Mónica corría a través de un campo sembrado de flores de metal en medio de una tormenta eléctrica. Los rayos caían por todas partes sin llegar a alcanzarla y el ruido de los truenos era tan ensordecedor que apenas escuchaba el rumor de sus propios pensamientos. El vello de su piel se encontraba erizado, apenas sentía su tenues ropajes y el asfixiante calor que despedía su cuerpo contrastaba con la solemne rigidez de su piel y pezones.
Sin embargo, su carrera no era una lucha por la supervivencia, sino un juego placentero que le excitaba a cada loca inspiración. Sus ojos brillantes y enfebrecidos por el éxtasis proyectaban una mirada perdida al horizonte. Su rostro desencajado fraguaba a cada expiración una serie de gritos guturales ahogados por el estruendo de cada estampida eléctrica. La tensión de sus músculos rozaba el agarrotamiento y de su desierto sexo brotaba un manantial incontenible que se escurría entre sus piernas.
Finalmente, tras una carrera que parecía no tener fin, un sol dorado cegador disipó en pocos segundos la caótica actividad de los rayos en una oleada de calor trémulo y placentero tan intensa que Mónica cayó de rodillas sobre el pasto con los miembros aletargados por la tensión. Fuera de sí, tuvo un fugaz instante de lucidez que le dejó el cosquilleo de un olor acre y una caricia ardiente en lo más profundo de su ser.
INTERMISIÓN
Luces blancas, lechosa claridad nublada por la imprecisión de los detalles. Ruidos amortiguados que avanzan, que acechan entre las sombras de los ángulos muertos. Sequedad y aspereza en la garganta, incomunicación vocal al primer intento. Respiración dificultosa acompañada de un hormigueo inconstante en brazos y piernas. El ruido se hace cada vez más preciso: pasos. Algo traspasa la claridad y le apresa la muñeca, roce de movimientos amortiguados y zumbido leve. Un pitido lejano. ¿Voces?

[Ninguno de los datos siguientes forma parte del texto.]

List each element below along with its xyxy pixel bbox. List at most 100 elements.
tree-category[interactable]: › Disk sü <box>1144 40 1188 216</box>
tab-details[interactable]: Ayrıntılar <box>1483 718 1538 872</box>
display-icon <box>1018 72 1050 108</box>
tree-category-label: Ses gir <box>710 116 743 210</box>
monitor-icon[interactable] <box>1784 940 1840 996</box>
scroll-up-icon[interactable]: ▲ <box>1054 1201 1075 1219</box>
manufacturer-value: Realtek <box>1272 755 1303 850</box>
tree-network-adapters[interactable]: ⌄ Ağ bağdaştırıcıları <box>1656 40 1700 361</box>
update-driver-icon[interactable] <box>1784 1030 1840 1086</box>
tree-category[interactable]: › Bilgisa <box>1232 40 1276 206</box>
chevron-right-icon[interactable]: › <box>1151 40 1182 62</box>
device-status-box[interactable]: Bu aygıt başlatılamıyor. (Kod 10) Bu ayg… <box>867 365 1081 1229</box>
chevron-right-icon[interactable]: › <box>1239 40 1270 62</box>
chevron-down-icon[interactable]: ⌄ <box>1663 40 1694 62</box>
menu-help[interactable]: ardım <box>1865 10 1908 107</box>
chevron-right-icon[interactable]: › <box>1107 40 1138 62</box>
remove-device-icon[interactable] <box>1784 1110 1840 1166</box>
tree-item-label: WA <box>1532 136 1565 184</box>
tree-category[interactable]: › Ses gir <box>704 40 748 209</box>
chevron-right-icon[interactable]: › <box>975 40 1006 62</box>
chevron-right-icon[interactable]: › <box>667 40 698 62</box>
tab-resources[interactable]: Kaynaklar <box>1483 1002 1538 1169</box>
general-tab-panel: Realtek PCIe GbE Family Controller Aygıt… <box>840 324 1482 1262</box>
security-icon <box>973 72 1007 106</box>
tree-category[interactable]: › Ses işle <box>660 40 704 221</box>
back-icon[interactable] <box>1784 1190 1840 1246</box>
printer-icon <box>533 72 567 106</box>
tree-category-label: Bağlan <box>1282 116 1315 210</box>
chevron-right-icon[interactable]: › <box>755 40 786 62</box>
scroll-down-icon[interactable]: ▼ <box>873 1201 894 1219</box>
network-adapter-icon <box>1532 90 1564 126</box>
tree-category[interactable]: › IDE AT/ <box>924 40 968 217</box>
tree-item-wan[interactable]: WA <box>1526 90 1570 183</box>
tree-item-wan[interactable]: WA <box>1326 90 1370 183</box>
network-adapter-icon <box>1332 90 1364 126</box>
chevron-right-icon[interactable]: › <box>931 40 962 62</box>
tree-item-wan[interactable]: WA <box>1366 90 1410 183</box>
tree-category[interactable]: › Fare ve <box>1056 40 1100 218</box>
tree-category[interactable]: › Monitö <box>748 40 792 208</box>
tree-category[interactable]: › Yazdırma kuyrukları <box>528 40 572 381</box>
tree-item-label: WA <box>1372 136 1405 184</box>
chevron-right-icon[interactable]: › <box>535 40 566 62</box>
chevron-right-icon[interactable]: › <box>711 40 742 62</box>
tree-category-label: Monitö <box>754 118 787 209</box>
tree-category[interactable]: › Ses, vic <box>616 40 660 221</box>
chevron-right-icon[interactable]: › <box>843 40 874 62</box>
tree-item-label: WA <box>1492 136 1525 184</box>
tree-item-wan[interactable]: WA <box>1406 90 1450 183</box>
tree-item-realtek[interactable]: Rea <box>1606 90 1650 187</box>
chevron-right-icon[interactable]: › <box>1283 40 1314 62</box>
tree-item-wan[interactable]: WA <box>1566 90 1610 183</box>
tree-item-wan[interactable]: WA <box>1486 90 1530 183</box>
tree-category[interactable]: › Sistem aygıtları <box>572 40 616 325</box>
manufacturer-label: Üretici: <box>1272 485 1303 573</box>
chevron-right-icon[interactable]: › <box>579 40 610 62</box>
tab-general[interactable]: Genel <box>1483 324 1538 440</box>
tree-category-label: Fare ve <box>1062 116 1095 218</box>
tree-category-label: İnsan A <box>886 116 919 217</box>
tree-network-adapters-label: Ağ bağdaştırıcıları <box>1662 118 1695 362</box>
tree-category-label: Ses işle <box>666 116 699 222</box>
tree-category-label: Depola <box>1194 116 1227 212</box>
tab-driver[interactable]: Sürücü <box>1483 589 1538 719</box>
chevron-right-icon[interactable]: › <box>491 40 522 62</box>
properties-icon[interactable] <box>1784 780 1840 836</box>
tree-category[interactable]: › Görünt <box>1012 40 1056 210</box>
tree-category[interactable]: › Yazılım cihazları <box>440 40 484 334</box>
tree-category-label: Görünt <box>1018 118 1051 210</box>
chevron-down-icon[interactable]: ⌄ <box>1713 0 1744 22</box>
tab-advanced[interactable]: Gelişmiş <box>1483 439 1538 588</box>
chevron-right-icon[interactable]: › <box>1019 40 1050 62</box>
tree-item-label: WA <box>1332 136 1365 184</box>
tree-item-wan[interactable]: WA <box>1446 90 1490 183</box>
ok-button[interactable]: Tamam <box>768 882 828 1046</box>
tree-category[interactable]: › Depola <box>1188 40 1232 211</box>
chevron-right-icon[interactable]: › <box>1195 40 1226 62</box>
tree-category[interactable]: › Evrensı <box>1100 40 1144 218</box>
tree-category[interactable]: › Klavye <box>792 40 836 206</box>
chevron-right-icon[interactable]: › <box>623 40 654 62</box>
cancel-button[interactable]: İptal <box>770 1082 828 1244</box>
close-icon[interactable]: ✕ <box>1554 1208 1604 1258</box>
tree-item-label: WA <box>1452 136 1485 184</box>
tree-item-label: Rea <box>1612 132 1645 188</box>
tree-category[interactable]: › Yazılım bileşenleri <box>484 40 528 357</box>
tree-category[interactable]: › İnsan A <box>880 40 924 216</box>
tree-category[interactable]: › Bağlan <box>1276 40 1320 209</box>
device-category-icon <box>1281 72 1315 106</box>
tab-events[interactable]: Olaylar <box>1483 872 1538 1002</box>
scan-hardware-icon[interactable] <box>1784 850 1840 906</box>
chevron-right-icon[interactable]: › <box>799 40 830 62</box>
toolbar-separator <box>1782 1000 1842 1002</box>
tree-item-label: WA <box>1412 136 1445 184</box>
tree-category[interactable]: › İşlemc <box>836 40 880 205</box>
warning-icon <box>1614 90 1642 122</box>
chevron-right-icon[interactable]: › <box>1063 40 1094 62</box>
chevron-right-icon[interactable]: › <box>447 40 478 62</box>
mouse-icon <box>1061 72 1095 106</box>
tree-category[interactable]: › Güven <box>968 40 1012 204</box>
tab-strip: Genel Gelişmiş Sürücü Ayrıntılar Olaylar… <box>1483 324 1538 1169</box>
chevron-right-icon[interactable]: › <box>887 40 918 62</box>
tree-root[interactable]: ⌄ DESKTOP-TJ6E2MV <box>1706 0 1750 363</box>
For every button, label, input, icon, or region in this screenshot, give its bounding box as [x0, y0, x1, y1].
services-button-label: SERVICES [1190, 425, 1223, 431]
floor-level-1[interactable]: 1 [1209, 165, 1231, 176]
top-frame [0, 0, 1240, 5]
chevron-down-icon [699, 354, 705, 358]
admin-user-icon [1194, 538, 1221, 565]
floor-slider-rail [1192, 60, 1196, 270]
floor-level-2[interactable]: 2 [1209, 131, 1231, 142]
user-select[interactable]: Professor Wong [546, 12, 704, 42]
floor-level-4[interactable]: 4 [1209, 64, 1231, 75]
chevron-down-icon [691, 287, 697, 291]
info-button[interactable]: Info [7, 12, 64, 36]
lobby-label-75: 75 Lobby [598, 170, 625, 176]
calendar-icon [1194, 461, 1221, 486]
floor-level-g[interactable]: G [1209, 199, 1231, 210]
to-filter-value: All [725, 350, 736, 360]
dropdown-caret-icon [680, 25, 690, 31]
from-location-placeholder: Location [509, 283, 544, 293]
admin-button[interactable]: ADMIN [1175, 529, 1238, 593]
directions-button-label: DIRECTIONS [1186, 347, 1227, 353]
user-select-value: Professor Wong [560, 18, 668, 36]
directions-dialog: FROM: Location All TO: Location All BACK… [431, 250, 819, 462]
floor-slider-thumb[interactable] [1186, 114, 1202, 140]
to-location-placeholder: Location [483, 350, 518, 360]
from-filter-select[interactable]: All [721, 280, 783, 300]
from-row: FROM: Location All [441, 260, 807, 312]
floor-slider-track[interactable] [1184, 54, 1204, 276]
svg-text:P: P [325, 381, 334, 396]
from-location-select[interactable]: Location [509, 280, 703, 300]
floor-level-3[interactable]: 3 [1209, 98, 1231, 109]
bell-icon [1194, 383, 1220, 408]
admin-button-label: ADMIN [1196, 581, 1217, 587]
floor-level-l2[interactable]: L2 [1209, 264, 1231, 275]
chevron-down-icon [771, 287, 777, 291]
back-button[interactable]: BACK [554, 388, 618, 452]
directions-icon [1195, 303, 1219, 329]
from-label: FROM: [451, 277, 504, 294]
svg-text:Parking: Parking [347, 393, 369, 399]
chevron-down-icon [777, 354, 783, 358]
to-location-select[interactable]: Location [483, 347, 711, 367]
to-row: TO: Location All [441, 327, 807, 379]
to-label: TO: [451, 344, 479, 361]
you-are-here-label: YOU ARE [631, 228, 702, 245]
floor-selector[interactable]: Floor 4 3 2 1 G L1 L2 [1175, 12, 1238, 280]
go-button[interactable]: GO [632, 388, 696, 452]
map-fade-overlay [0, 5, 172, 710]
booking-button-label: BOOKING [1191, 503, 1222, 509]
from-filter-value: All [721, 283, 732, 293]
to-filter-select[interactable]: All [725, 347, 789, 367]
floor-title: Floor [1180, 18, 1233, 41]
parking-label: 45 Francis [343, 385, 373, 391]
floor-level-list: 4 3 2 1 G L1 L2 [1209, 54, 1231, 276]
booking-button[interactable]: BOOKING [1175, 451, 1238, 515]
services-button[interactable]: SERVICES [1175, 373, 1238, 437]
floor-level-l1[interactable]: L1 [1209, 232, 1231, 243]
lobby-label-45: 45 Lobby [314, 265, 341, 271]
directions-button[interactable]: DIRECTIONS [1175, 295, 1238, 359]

—Tiene mejor pulso, parece que está estabilizada —dice una voz de mujer grave y solemne—. Ha tenido suerte.
—Ya van tres víctimas en lo que va de semana —se escucha otra voz de mujer un poco más aguda—. Y pensar que yo me compré uno.
—¿Cómo se llama el cacharro? —pregunta la primera voz.
SuperDildo 3000 XT, alta tecnología china del placer —contesta la voz aguda.